„Wir war´n dann mal weg“ oder Don Camillo und Peppone auf dem Jakobsweg
Mittwoch, 3. Dezember 2008, es ist kalt und ich fahre nach Dachsenhausen, einem kleinen Dorf auf den Höhen zwischen Braubach und Bad Ems. Aus der Zeitung hatte ich erfahren, dass die evangelische Kirchengemeinde und der Ortsverband des Sozialverbandes VDK Deutschland e.V. zu einem Vortrag über den Jakobsweg eingeladen hatten. Die Veranstaltung sollte in der evangelichen Kirche stattfinden.
Mit zunehmender Fahrdauer erkenne ich in der Dunkelheit immer mehr zusammenhängende weissen Flächen, hier liegt noch richtig viel Schnee. Nun heisst es, die Kirche zu finden. Ich halte Ausschau nach einem Kirchturm, den ich nach zweimaligem Wendemanöver auf der Hauptstraße auch entdecke. Ich parke mein Auto in einer Seitenstraße, stelle fest, dass ich direkt vor der Kirche stehe.

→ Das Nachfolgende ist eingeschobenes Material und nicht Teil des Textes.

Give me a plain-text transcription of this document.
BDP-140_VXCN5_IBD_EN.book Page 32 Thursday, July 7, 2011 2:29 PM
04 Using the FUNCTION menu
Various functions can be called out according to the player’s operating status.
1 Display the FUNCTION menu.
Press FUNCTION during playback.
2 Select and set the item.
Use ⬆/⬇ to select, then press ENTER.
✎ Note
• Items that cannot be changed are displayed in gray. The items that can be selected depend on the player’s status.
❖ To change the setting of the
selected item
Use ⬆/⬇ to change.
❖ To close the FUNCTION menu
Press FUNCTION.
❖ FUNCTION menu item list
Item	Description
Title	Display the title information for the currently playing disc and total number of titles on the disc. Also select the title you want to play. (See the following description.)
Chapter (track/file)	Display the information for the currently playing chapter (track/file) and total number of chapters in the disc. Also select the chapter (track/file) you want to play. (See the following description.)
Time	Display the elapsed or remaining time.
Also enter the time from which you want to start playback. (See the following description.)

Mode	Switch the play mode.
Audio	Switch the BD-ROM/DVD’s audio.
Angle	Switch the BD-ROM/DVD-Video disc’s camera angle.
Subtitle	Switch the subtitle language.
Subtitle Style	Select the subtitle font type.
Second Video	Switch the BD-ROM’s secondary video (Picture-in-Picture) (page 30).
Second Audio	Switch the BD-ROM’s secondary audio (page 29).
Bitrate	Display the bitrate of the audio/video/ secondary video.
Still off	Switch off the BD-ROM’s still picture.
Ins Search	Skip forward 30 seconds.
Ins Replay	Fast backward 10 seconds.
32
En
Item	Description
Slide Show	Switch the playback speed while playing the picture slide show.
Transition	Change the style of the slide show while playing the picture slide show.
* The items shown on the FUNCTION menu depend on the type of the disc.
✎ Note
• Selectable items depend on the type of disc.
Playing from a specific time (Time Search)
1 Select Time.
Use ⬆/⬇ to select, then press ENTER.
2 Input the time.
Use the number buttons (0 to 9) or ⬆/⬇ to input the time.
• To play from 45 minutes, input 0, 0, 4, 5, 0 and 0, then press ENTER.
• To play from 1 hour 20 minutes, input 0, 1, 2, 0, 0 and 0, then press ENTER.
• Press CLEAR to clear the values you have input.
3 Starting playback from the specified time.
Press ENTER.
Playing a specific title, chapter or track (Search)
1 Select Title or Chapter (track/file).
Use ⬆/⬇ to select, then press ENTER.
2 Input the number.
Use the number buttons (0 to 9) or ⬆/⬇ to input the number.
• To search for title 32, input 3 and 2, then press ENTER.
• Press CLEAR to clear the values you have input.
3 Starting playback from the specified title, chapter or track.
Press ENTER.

Ich betrete die Kirche und bin überrascht über den hellen und großzügigen Kirchenraum, in dem sich allerdings nur wenige Menschen tummeln. Aber ich bin ja auch eine halbe Stunde zu früh da, suche mir einen Platz in der zweiten Reihe.

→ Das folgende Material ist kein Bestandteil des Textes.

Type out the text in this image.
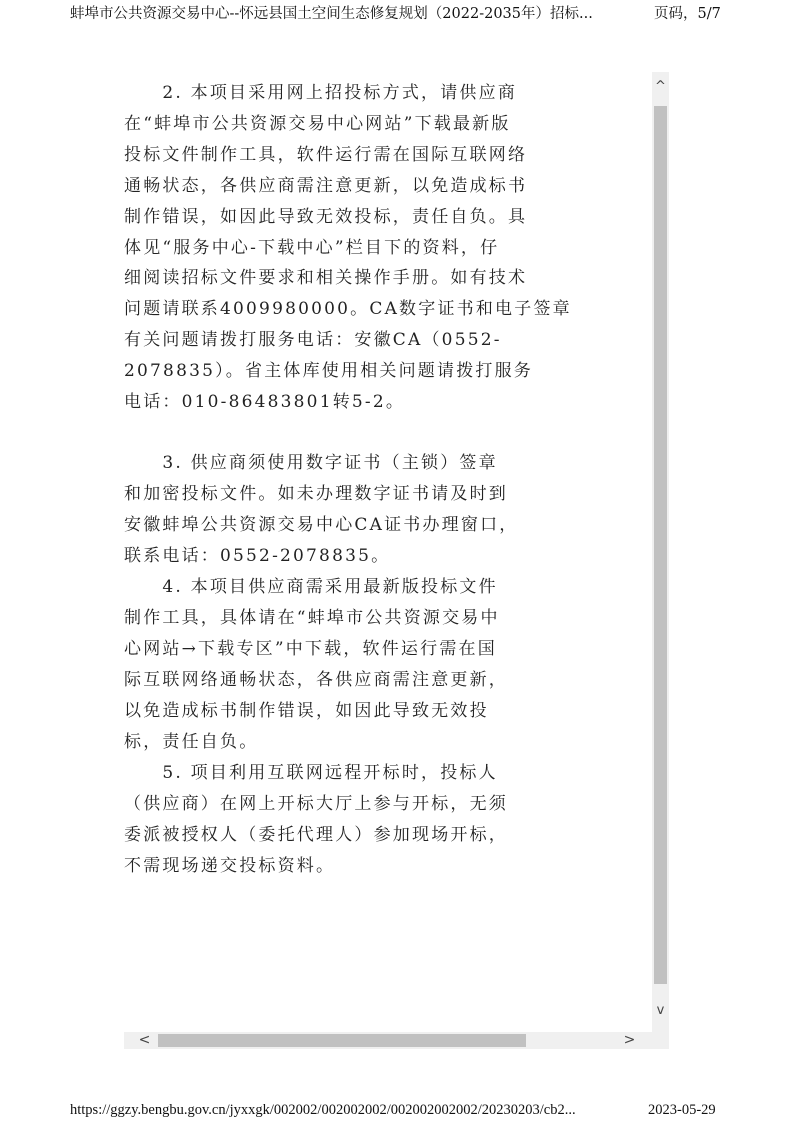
蚌埠市公共资源交易中心--怀远县国土空间生态修复规划（2022-2035年）招标...	页码，5/7
　　2. 本项目采用网上招投标方式，请供应商
在“蚌埠市公共资源交易中心网站”下载最新版
投标文件制作工具，软件运行需在国际互联网络
通畅状态，各供应商需注意更新，以免造成标书
制作错误，如因此导致无效投标，责任自负。具
体见“服务中心-下载中心”栏目下的资料，仔
细阅读招标文件要求和相关操作手册。如有技术
问题请联系4009980000。CA数字证书和电子签章
有关问题请拨打服务电话：安徽CA（0552-
2078835）。省主体库使用相关问题请拨打服务
电话：010-86483801转5-2。
　　3. 供应商须使用数字证书（主锁）签章
和加密投标文件。如未办理数字证书请及时到
安徽蚌埠公共资源交易中心CA证书办理窗口，
联系电话：0552-2078835。
　　4. 本项目供应商需采用最新版投标文件
制作工具，具体请在“蚌埠市公共资源交易中
心网站→下载专区”中下载，软件运行需在国
际互联网络通畅状态，各供应商需注意更新，
以免造成标书制作错误，如因此导致无效投
标，责任自负。
　　5. 项目利用互联网远程开标时，投标人
（供应商）在网上开标大厅上参与开标，无须
委派被授权人（委托代理人）参加现场开标，
不需现场递交投标资料。
^
v
<	>
https://ggzy.bengbu.gov.cn/jyxxgk/002002/002002002/002002002002/20230203/cb2...	2023-05-29
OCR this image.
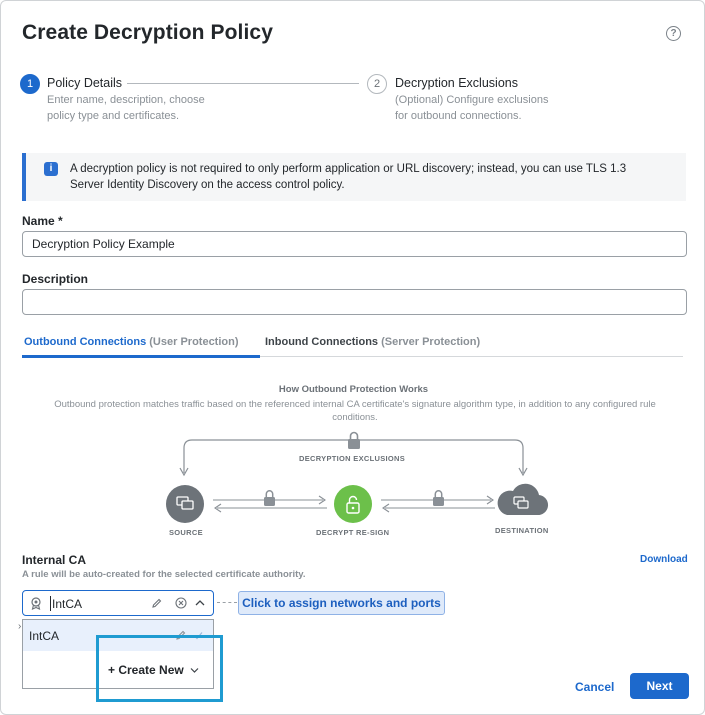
Create Decryption Policy	?
1	Policy Details
Enter name, description, choose
policy type and certificates.
2	Decryption Exclusions
(Optional) Configure exclusions
for outbound connections.
i	A decryption policy is not required to only perform application or URL discovery; instead, you can use TLS 1.3
Server Identity Discovery on the access control policy.
Name *
Decryption Policy Example
Description
Outbound Connections (User Protection) Inbound Connections (Server Protection)
How Outbound Protection Works
Outbound protection matches traffic based on the referenced internal CA certificate's signature algorithm type, in addition to any configured rule
conditions.
DECRYPTION EXCLUSIONS
SOURCE	DECRYPT RE-SIGN	DESTINATION
Internal CA	Download
A rule will be auto-created for the selected certificate authority.
IntCA	Click to assign networks and ports
›
IntCA
+ Create New
Cancel	Next
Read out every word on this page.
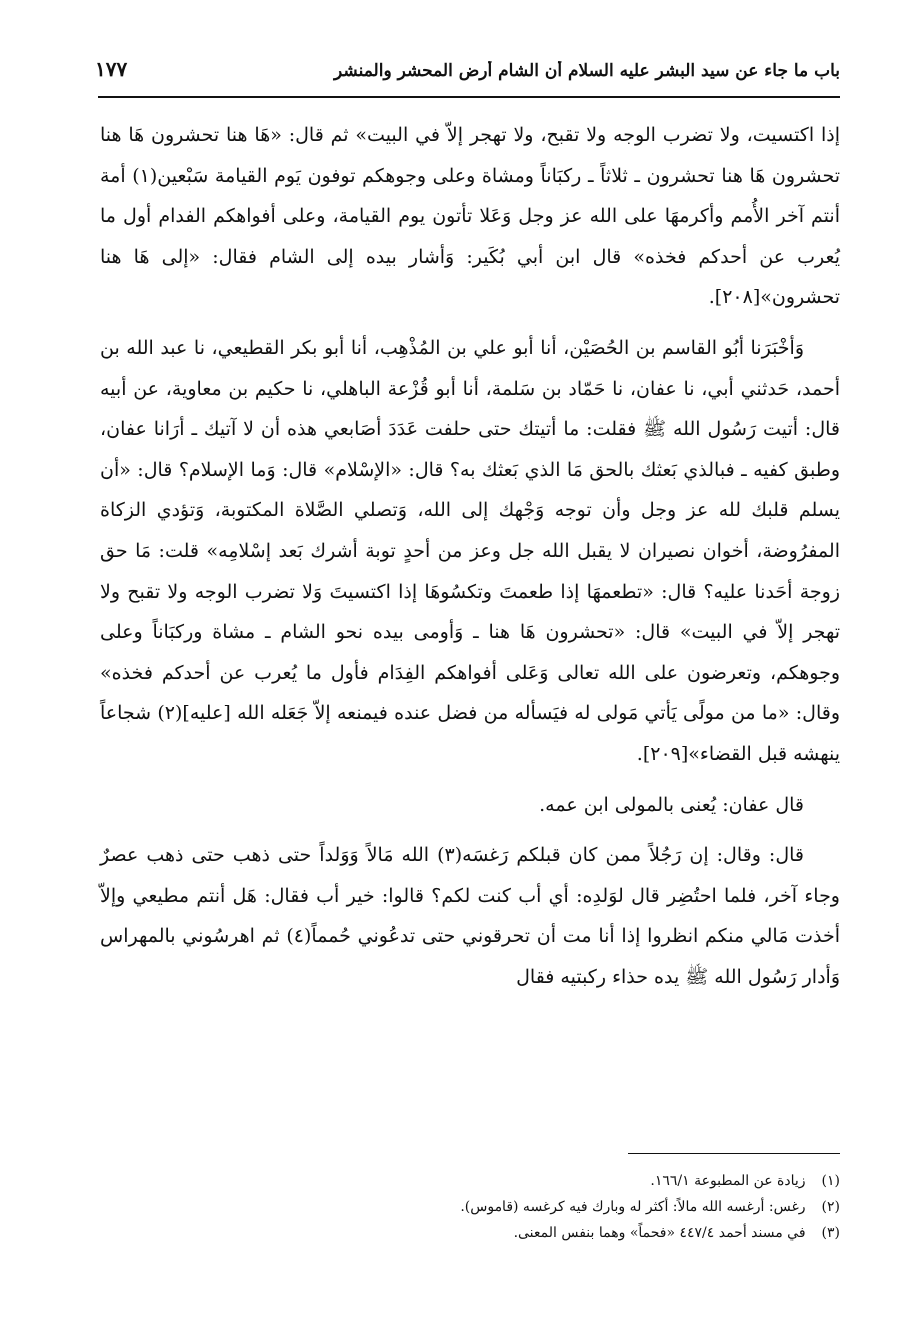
باب ما جاء عن سيد البشر عليه السلام أن الشام أرض المحشر والمنشر
١٧٧

إذا اكتسيت، ولا تضرب الوجه ولا تقبح، ولا تهجر إلاّ في البيت» ثم قال: «هَا هنا تحشرون هَا هنا تحشرون هَا هنا تحشرون ـ ثلاثاً ـ ركبَاناً ومشاة وعلى وجوهكم توفون يَوم القيامة سَبْعين(١) أمة أنتم آخر الأُمم وأكرمهَا على الله عز وجل وَعَلا تأتون يوم القيامة، وعلى أفواهكم الفدام أول ما يُعرب عن أحدكم فخذه» قال ابن أبي بُكَير: وَأشار بيده إلى الشام فقال: «إلى هَا هنا تحشرون»[٢٠٨].

وَأخْبَرَنا أبُو القاسم بن الحُصَيْن، أنا أبو علي بن المُذْهِب، أنا أبو بكر القطيعي، نا عبد الله بن أحمد، حَدثني أبي، نا عفان، نا حَمّاد بن سَلمة، أنا أبو قُزْعة الباهلي، نا حكيم بن معاوية، عن أبيه قال: أتيت رَسُول الله ﷺ فقلت: ما أتيتك حتى حلفت عَدَدَ أصَابعي هذه أن لا آتيك ـ أرَانا عفان، وطبق كفيه ـ فبالذي بَعثك بالحق مَا الذي بَعثك به؟ قال: «الإسْلام» قال: وَما الإسلام؟ قال: «أن يسلم قلبك لله عز وجل وأن توجه وَجْهك إلى الله، وَتصلي الصَّلاة المكتوبة، وَتؤدي الزكاة المفرُوضة، أخوان نصيران لا يقبل الله جل وعز من أحدٍ توبة أشرك بَعد إسْلامِه» قلت: مَا حق زوجة أحَدنا عليه؟ قال: «تطعمهَا إذا طعمتَ وتكسُوهَا إذا اكتسيتَ وَلا تضرب الوجه ولا تقبح ولا تهجر إلاّ في البيت» قال: «تحشرون هَا هنا ـ وَأومى بيده نحو الشام ـ مشاة وركبَاناً وعلى وجوهكم، وتعرضون على الله تعالى وَعَلى أفواهكم الفِدَام فأول ما يُعرب عن أحدكم فخذه» وقال: «ما من مولًى يَأتي مَولى له فيَسأله من فضل عنده فيمنعه إلاّ جَعَله الله [عليه](٢) شجاعاً ينهشه قبل القضاء»[٢٠٩].

قال عفان: يُعنى بالمولى ابن عمه.

قال: وقال: إن رَجُلاً ممن كان قبلكم رَغسَه(٣) الله مَالاً وَوَلداً حتى ذهب حتى ذهب عصرٌ وجاء آخر، فلما احتُضِر قال لوَلدِه: أي أب كنت لكم؟ قالوا: خير أب فقال: هَل أنتم مطيعي وإلاّ أخذت مَالي منكم انظروا إذا أنا مت أن تحرقوني حتى تدعُوني حُمماً(٤) ثم اهرسُوني بالمهراس وَأدار رَسُول الله ﷺ يده حذاء ركبتيه فقال

(١) زيادة عن المطبوعة ١٦٦/١.
(٢) رغس: أرغسه الله مالاً: أكثر له وبارك فيه كرغسه (قاموس).
(٣) في مسند أحمد ٤٤٧/٤ «فحماً» وهما بنفس المعنى.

Die evangelische Kirche in Dachsenhausen wurde in den Jahren 1834 und 1835 im spätklassizistischen Stil erbaut. Dieses neue Gebäude ersetzte eine kleinere baufällig gewordene Kirche aus vorreformatorischer Zeit. Sie stand auf der Ostseite des wuchtigen Turmes, der 1712 errichtet worden war und bis heute 33 m hoch aufragt. An seiner Ostseite kann man heute noch sehr gut den Rundbogen erkennen, der den Turm mit dem alten Kirchlein verband. Das Innere der heutigen Kirche wurde im Lauf der Zeit mehrmals umgestaltet. Die Farben und die Ausmalung wechselten. Das jetzige helle, freundliche Aussehen erhielt die Kirche bei einer Renovierung im Jahr 1978. Die Farben entsprechen dem klassizistischen Stil der Erbauung.

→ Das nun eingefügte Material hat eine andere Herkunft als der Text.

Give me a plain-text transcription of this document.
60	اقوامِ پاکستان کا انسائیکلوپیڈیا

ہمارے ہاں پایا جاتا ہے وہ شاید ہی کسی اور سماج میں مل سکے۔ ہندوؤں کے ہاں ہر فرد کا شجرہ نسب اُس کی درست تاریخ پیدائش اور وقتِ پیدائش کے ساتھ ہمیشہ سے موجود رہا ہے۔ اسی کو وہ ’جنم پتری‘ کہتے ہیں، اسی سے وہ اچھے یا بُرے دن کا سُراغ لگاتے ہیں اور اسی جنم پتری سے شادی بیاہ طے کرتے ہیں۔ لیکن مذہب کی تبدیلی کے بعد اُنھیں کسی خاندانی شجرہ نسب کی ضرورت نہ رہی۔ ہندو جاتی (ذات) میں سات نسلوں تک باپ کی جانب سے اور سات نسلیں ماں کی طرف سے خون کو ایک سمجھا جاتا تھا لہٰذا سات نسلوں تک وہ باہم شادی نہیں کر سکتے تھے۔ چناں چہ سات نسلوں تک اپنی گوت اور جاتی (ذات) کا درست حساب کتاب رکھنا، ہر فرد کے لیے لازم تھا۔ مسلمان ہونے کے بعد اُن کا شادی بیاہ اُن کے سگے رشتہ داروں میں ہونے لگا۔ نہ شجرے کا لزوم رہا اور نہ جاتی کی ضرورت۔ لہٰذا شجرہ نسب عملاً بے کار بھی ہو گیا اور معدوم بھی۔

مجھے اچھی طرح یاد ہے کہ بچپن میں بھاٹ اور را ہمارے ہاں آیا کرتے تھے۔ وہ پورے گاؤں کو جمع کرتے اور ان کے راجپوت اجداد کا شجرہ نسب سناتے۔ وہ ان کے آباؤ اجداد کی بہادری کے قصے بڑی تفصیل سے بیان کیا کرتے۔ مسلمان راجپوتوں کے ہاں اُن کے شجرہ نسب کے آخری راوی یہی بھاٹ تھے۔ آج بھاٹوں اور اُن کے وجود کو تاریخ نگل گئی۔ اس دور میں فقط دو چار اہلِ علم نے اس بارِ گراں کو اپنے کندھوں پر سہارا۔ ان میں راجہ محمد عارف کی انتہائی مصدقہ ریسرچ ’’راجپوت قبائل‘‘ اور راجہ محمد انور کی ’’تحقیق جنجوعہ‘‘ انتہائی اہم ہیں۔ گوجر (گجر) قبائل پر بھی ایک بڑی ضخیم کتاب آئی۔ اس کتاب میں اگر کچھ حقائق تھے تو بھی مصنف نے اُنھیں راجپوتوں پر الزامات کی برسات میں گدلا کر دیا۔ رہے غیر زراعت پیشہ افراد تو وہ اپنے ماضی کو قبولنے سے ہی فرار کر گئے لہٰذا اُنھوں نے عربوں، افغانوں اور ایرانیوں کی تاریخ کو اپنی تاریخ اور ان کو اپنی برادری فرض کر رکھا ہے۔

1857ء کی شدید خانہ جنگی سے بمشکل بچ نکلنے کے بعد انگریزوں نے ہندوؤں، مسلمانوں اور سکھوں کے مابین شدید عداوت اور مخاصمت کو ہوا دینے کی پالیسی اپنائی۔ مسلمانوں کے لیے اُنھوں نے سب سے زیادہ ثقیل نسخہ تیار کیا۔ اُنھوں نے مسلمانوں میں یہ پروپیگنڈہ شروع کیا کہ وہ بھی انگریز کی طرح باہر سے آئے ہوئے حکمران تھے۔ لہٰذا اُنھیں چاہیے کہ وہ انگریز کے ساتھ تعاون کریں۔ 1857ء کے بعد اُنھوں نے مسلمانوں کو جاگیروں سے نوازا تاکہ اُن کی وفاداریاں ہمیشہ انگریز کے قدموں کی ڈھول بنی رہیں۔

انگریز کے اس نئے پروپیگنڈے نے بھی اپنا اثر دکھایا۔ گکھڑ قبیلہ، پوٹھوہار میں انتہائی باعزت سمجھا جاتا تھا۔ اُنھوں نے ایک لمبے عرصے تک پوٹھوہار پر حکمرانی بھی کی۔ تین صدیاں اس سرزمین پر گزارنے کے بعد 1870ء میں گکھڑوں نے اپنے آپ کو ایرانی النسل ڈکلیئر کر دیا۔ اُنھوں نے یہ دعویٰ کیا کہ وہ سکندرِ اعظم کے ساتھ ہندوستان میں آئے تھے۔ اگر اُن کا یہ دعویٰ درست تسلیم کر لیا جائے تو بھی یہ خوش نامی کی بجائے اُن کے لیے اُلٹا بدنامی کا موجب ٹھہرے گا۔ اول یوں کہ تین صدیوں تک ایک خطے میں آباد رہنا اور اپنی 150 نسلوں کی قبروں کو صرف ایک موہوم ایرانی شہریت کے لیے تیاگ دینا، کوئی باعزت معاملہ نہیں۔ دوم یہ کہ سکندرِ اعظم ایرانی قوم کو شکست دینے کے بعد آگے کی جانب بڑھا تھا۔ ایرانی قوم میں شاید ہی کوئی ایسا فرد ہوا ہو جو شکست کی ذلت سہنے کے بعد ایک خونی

Nun füllt sich die Kirche doch noch und ist kurz vor Beginn des Vortrages sehr gut gefüllt, ich schätze, dass cirka einhundert Zuhörer gespannt auf den Vortrag warten. Pünktlich begrüßt nun der Vorsitzende des Ortsvereines die Gäste und stellt die beiden Referenten vor. Hierbei handelt es sich um Vikar Patrick Mittermüller aus Kottenheim bei Mayen und Friedhelm Münch, dem Ortsvorsteher von Löhndorf (einem Stadtteil von Sinzig). Als Kulisse haben die beiden auf einem Tisch Literatur zum Jakobsweg ausgestellt, auch persönliche Andenken und Devotionalien wie Rucksack, Wanderschuhe, Pilgerstab, Pilgerhut, Jakobsmuscheln, aber auch ihre Pilgerausweise und ihre Compostela oder einen Wegweiserstein sind dabei.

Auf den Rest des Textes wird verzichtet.